Writing about a place that is "not your own" is one of the biggest challenges a writer can face. In my current draft novel that hasn't even made it out of its second chapter, I chose to have my main character live in Brooklyn even though I have personally never been. I've been everywhere else in the state of New York but not Brooklyn. Thankfully one of the visiting authors at my summer MFA residency, Justin Taylor, is a Brooklyn native and I was able to run my first chapter by him. He returned my chapters with a number of notes on things as simple as what train my character would have taken in order to get home and how unrealistic I had been when quoting the worth of her pre-war apartment. Today in my LitHub Daily there was a fantastic piece by Sloane Crosley on the perils of writing about Los Angeles as a New Yorker.

Most times we can't control what settings will inspire us. Strangely it's more difficult to choose a real life setting one has never visited, is actually far more difficult than creating a whole new world. The challenge is to write that city, town, country in a way that rings true and passes muster when your novel is read by a resident of that area. Are your details true and accurate? Does it sound like you actually know what you're talking about?

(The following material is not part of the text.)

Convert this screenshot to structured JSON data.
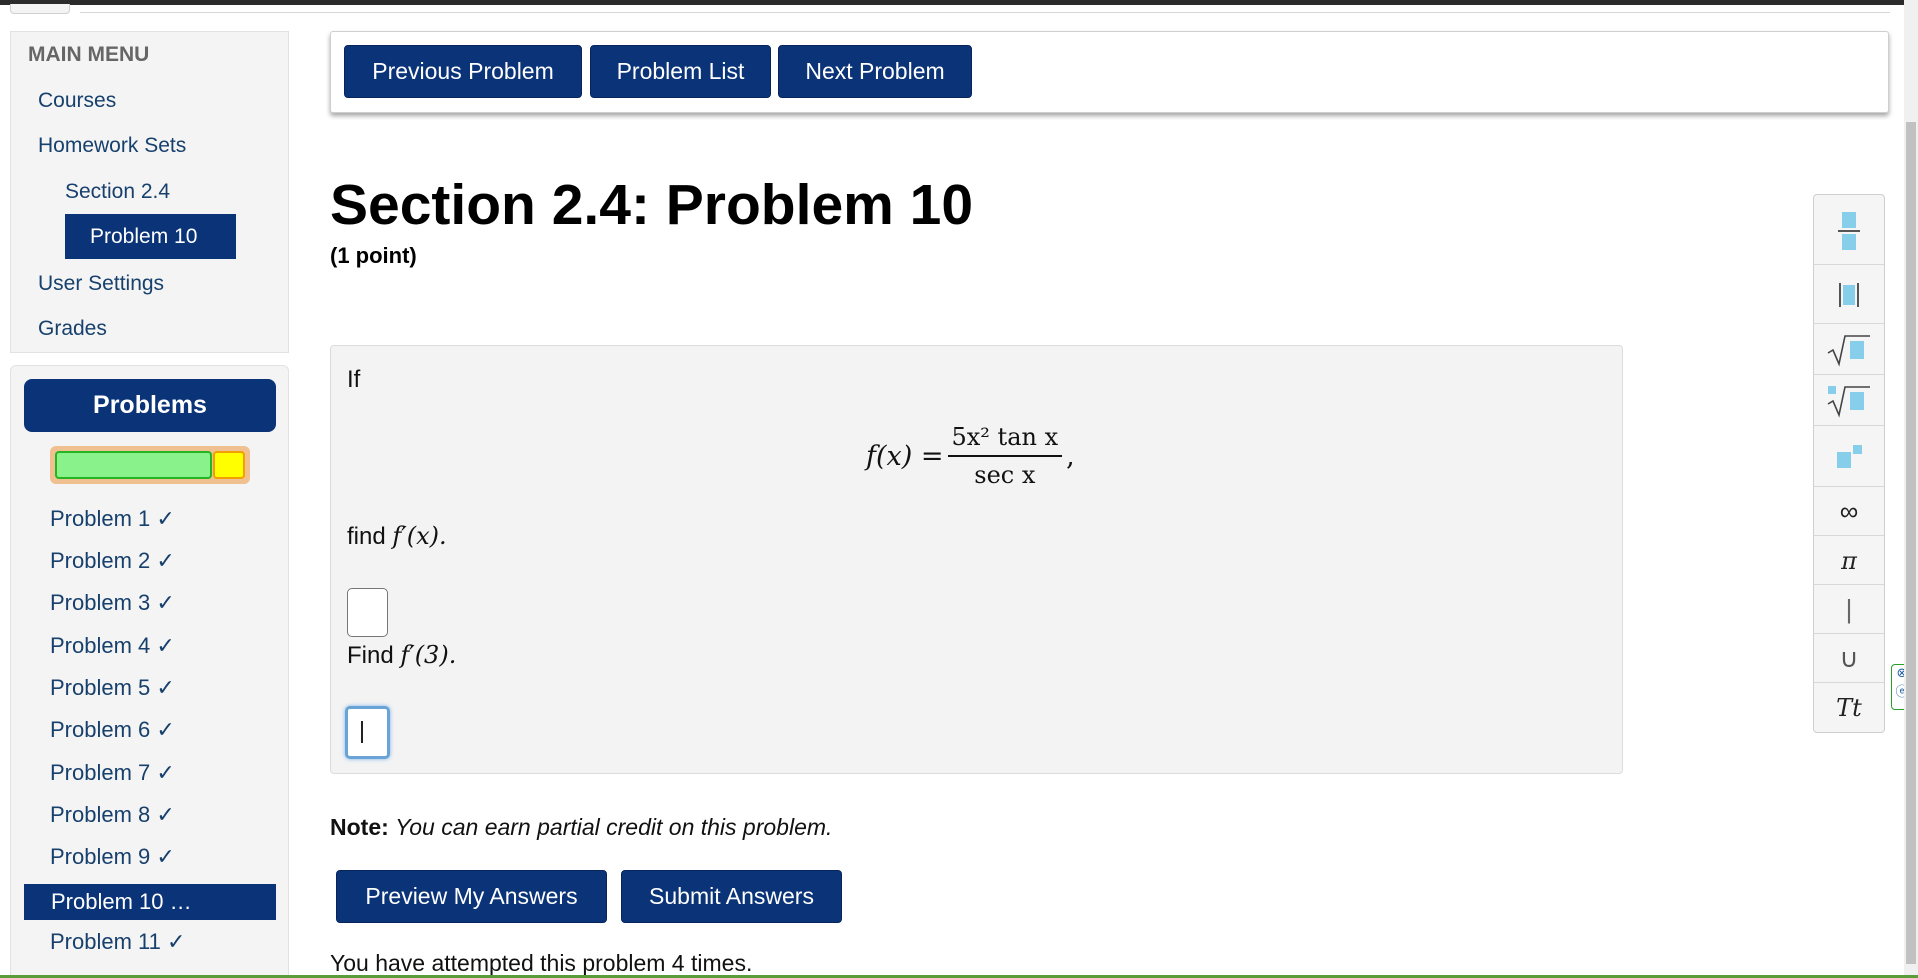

It's risky, but Sloane Crosley says it can be done and done well. She mentions Donna Tartt, author of The Goldfinch who has never been to Las Vegas yet her novel has won the Pulitzer Prize. So can I do it? We shall see! As Crosley says in her piece she is happy she set most of her novel outside of New York because "writing about a place that's not your own stretches the imagination in a way that aligns with why novels exist in the first place".